Sunday, August 23, 2020

Animation Fun Facts for August 23, 2020


Birthdays: French King Louis XVI, Gene Kelly, Keith Moon, Rick Springfield, Sonny Jurgensen, Alphonse Mucha, Vera Miles, River Phoenix, Queen Noor of Jordan, Kobe Bryant, Ed Benedict the designer of the Flintstones, Barbara Eden is 84, Shelley Long is 70, Nik Ranieri, Oscar Grillo

 

1617- The invention of the One Way Street (London).                                                                                                                                                                                                         

 

1634- Spain’s greatest playwright Lope De Vega wrote his last poem “El Siglo de Oro” – the Golden Age. He died the next day at age 73. A duelist, and sailor on the Spanish Armada, Voltaire ranked him with Shakespeare.  His work was so popular, the Holy Office of the Inquisition got angry when people sang a blasphemous doggerel that began “We believe in One Lope, the Poet Almighty…”

 

1750- 37 year old Swiss writer Jean Jacques Rousseau published his first mature work- Discourse on the Arts & Sciences. In it he breaks with the other French philosophers like Votlaire and Diderot and began his theory of the Noble Savage- that Civilization is the problem and we were all a lot happier when we were primitives. Voltaire laughed “the pamphlet made me want to get down on all fours and live among the bears of Canada!”

 

1872- The first commercial ship ever sent from Japan arrived in San Francisco carrying tea.

 

1926- Screen idol Rudolph Valentino died in a New York hospital of an infection due to a burst appendix and bleeding ulcer. He was only 30. Today his condition could be controlled by anti-biotics, but they weren’t invented yet. Women around the world went mad with grief. From L.A. to Budapest, women committed suicide before his picture. In Japan two women jumped into a volcano shouting his name.

 

1937- At the urging of the Stanford Dean of engineering Fred Terman, graduate Bill Hewlett had his first meeting with David Packard. They called their company started out of their Palo Alto garage the Engineering Service Company.

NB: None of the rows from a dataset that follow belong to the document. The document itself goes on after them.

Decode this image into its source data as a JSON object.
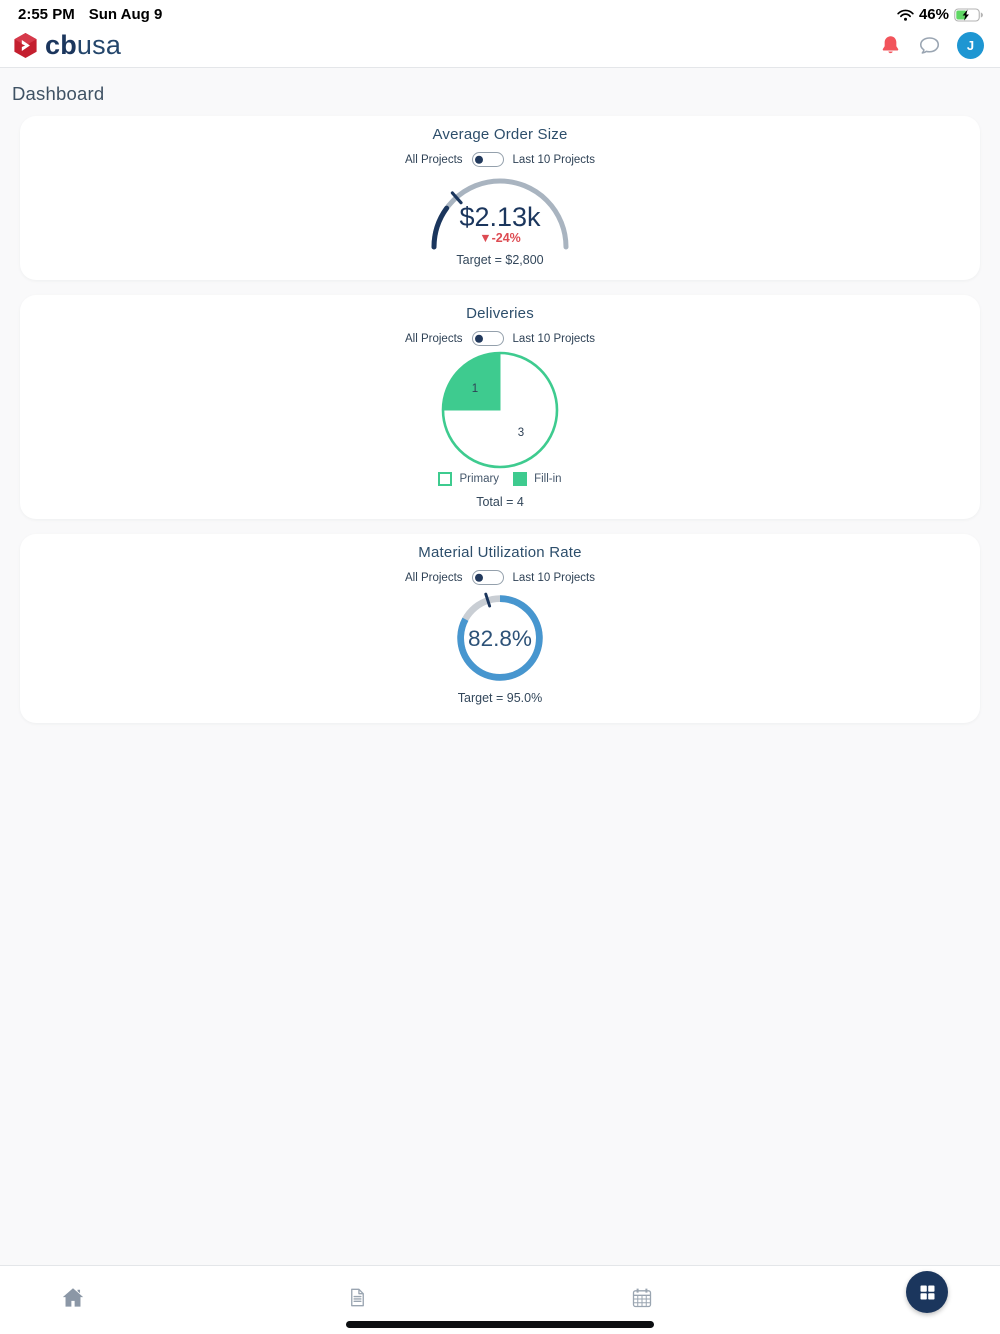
{
  "status_bar": {
    "time": "2:55 PM",
    "date": "Sun Aug 9",
    "battery_percent": "46%"
  },
  "header": {
    "logo": {
      "bold": "cb",
      "light": "usa"
    },
    "avatar_initial": "J"
  },
  "page_title": "Dashboard",
  "toggle": {
    "left_label": "All Projects",
    "right_label": "Last 10 Projects",
    "state": "left"
  },
  "cards": {
    "average_order_size": {
      "title": "Average Order Size",
      "value_label": "$2.13k",
      "delta_label": "▼-24%",
      "target_label": "Target = $2,800"
    },
    "deliveries": {
      "title": "Deliveries",
      "legend": [
        {
          "label": "Primary"
        },
        {
          "label": "Fill-in"
        }
      ],
      "total_label": "Total = 4"
    },
    "material_utilization": {
      "title": "Material Utilization Rate",
      "value_label": "82.8%",
      "target_label": "Target = 95.0%"
    }
  },
  "chart_data": [
    {
      "type": "gauge",
      "title": "Average Order Size",
      "value": 2130,
      "value_label": "$2.13k",
      "delta_percent": -24,
      "delta_label": "▼-24%",
      "target": 2800,
      "target_label": "Target = $2,800",
      "fill_fraction": 0.2,
      "tick_fraction": 0.27
    },
    {
      "type": "pie",
      "title": "Deliveries",
      "slices": [
        {
          "label": "Fill-in",
          "value": 1,
          "style": "solid"
        },
        {
          "label": "Primary",
          "value": 3,
          "style": "outline"
        }
      ],
      "total": 4,
      "total_label": "Total = 4"
    },
    {
      "type": "donut-gauge",
      "title": "Material Utilization Rate",
      "value": 82.8,
      "value_label": "82.8%",
      "target": 95.0,
      "target_label": "Target = 95.0%"
    }
  ],
  "colors": {
    "navy": "#1b365d",
    "green": "#3ecb8f",
    "blue_arc": "#4796cf",
    "gray_arc": "#a9b4c0",
    "red_delta": "#dd4b52",
    "bell_red": "#f2545b",
    "avatar_blue": "#1e96d2",
    "battery_green": "#5fd764"
  },
  "bottom_nav": {
    "items": [
      {
        "name": "home"
      },
      {
        "name": "documents"
      },
      {
        "name": "calendar"
      }
    ],
    "fab": "apps-grid"
  }
}
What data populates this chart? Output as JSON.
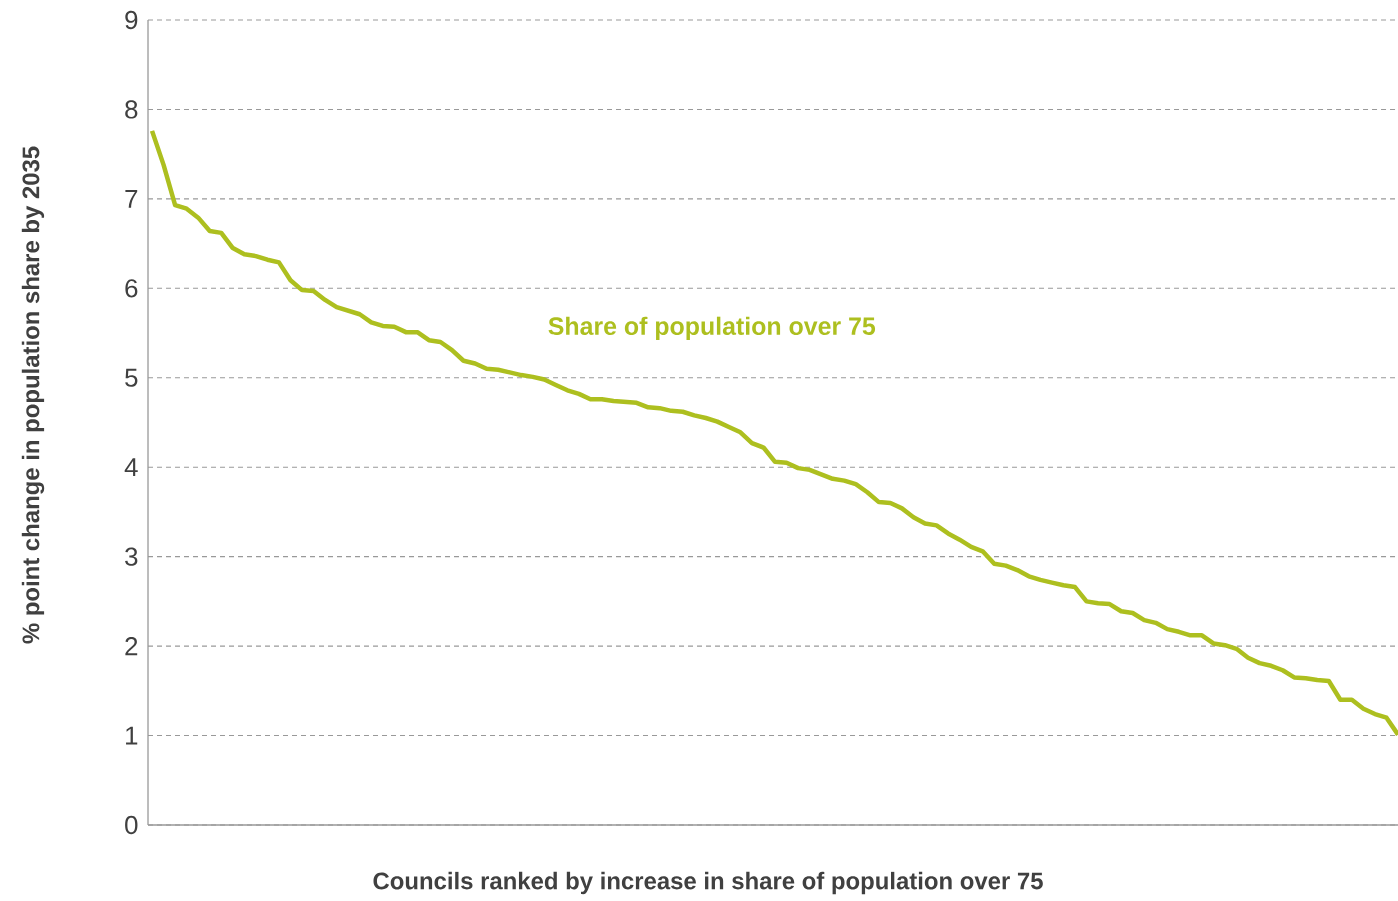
{
  "chart_data": {
    "type": "line",
    "xlabel": "Councils ranked by increase in share of population over 75",
    "ylabel": "% point change in population share by 2035",
    "categories": [
      null,
      null,
      null,
      null,
      null,
      null,
      null,
      null,
      null,
      null,
      null,
      null,
      null,
      null,
      null,
      null,
      null,
      null,
      null,
      null,
      null,
      null,
      null,
      null,
      null,
      null,
      null,
      null,
      null,
      null,
      null,
      null,
      null,
      null,
      null,
      null,
      null,
      null,
      null,
      null,
      null,
      null,
      null,
      null,
      null,
      null,
      null,
      null,
      null,
      null,
      null,
      null,
      null,
      null,
      null,
      null,
      null,
      null,
      null,
      null,
      null,
      null,
      null,
      null,
      null,
      null,
      null,
      null,
      null,
      null,
      null,
      null,
      null,
      null,
      null,
      null,
      null,
      null,
      null,
      null,
      null,
      null,
      null,
      null,
      null,
      null,
      null,
      null,
      null,
      null,
      null,
      null,
      null,
      null,
      null,
      null,
      null,
      null,
      null,
      null,
      null,
      null,
      null,
      null,
      null,
      null,
      null,
      null,
      null
    ],
    "series": [
      {
        "name": "Share of population over 75",
        "color": "#adbf1f",
        "values": [
          7.76,
          7.38,
          6.93,
          6.89,
          6.79,
          6.64,
          6.62,
          6.45,
          6.38,
          6.36,
          6.32,
          6.29,
          6.09,
          5.98,
          5.97,
          5.87,
          5.79,
          5.75,
          5.71,
          5.62,
          5.58,
          5.57,
          5.51,
          5.51,
          5.42,
          5.4,
          5.31,
          5.19,
          5.16,
          5.1,
          5.09,
          5.06,
          5.03,
          5.01,
          4.98,
          4.92,
          4.86,
          4.82,
          4.76,
          4.76,
          4.74,
          4.73,
          4.72,
          4.67,
          4.66,
          4.63,
          4.62,
          4.58,
          4.55,
          4.51,
          4.45,
          4.39,
          4.27,
          4.22,
          4.06,
          4.05,
          3.99,
          3.97,
          3.92,
          3.87,
          3.85,
          3.81,
          3.72,
          3.61,
          3.6,
          3.54,
          3.44,
          3.37,
          3.35,
          3.26,
          3.19,
          3.11,
          3.06,
          2.92,
          2.9,
          2.85,
          2.78,
          2.74,
          2.71,
          2.68,
          2.66,
          2.5,
          2.48,
          2.47,
          2.39,
          2.37,
          2.29,
          2.26,
          2.19,
          2.16,
          2.12,
          2.12,
          2.03,
          2.01,
          1.97,
          1.87,
          1.81,
          1.78,
          1.73,
          1.65,
          1.64,
          1.62,
          1.61,
          1.4,
          1.4,
          1.3,
          1.24,
          1.2,
          1.01
        ]
      }
    ],
    "ylim": [
      0,
      9
    ],
    "yticks": [
      0,
      1,
      2,
      3,
      4,
      5,
      6,
      7,
      8,
      9
    ],
    "grid": "y",
    "line_style": "solid"
  }
}
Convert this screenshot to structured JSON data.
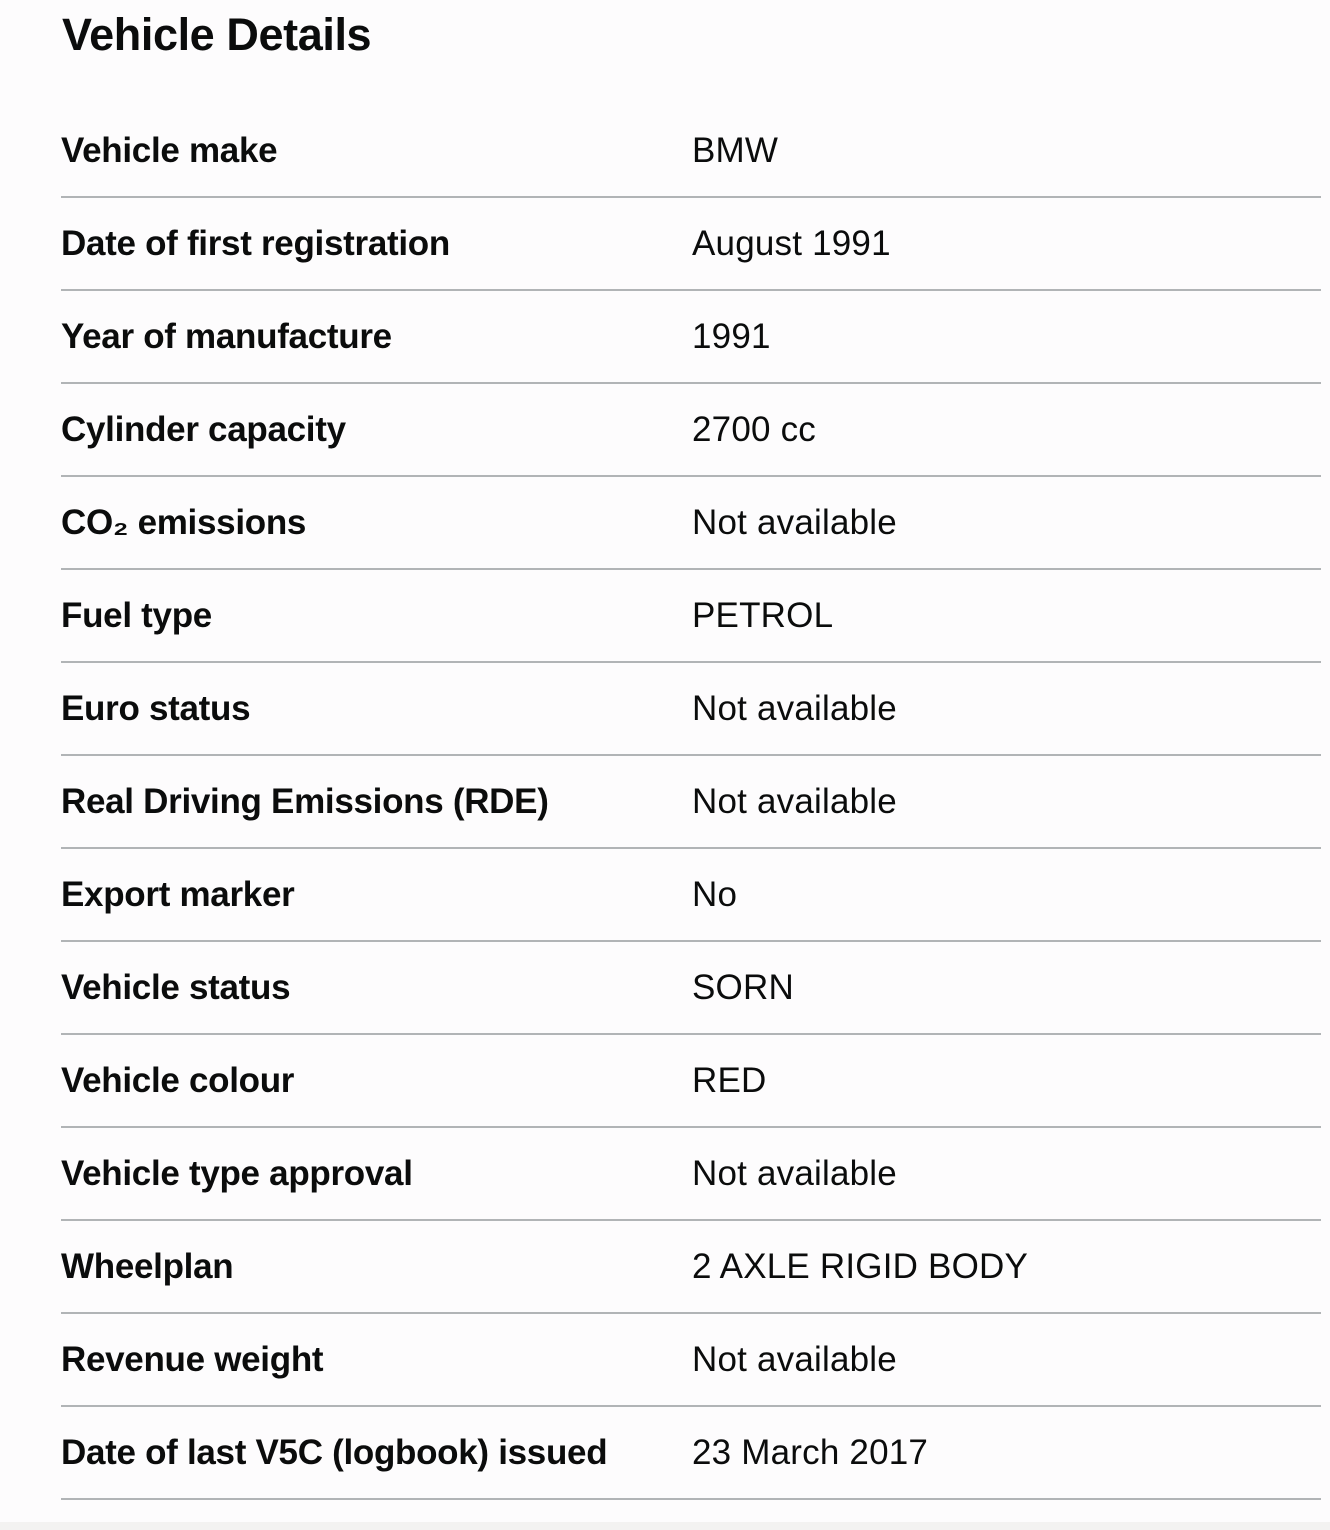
{
  "heading": "Vehicle Details",
  "rows": [
    {
      "key": "Vehicle make",
      "value": "BMW"
    },
    {
      "key": "Date of first registration",
      "value": "August 1991"
    },
    {
      "key": "Year of manufacture",
      "value": "1991"
    },
    {
      "key": "Cylinder capacity",
      "value": "2700 cc"
    },
    {
      "key": "CO₂ emissions",
      "value": "Not available"
    },
    {
      "key": "Fuel type",
      "value": "PETROL"
    },
    {
      "key": "Euro status",
      "value": "Not available"
    },
    {
      "key": "Real Driving Emissions (RDE)",
      "value": "Not available"
    },
    {
      "key": "Export marker",
      "value": "No"
    },
    {
      "key": "Vehicle status",
      "value": "SORN"
    },
    {
      "key": "Vehicle colour",
      "value": "RED"
    },
    {
      "key": "Vehicle type approval",
      "value": "Not available"
    },
    {
      "key": "Wheelplan",
      "value": "2 AXLE RIGID BODY"
    },
    {
      "key": "Revenue weight",
      "value": "Not available"
    },
    {
      "key": "Date of last V5C (logbook) issued",
      "value": "23 March 2017"
    }
  ]
}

The Hewlett-Packard Company would one day be one of the biggest names in computers and their garage hailed as the birthplace of Silicon Valley.

 

1947-President Truman’s daughter Margaret gave her first public singing concert. President Truman spent the following day personally telephoning music critics and threatening any who dared to give her harsh reviews.  

1953- David Mullany of Shelton Conn. invented the Whiffle Ball. He did it to help his son who was lousy at throwing a curve ball. 

 

1964- Twist and Shout! The Beatles played the Hollywood Bowl. 

 

1994- Jeffrey Katzenburg announced he was leaving Disney.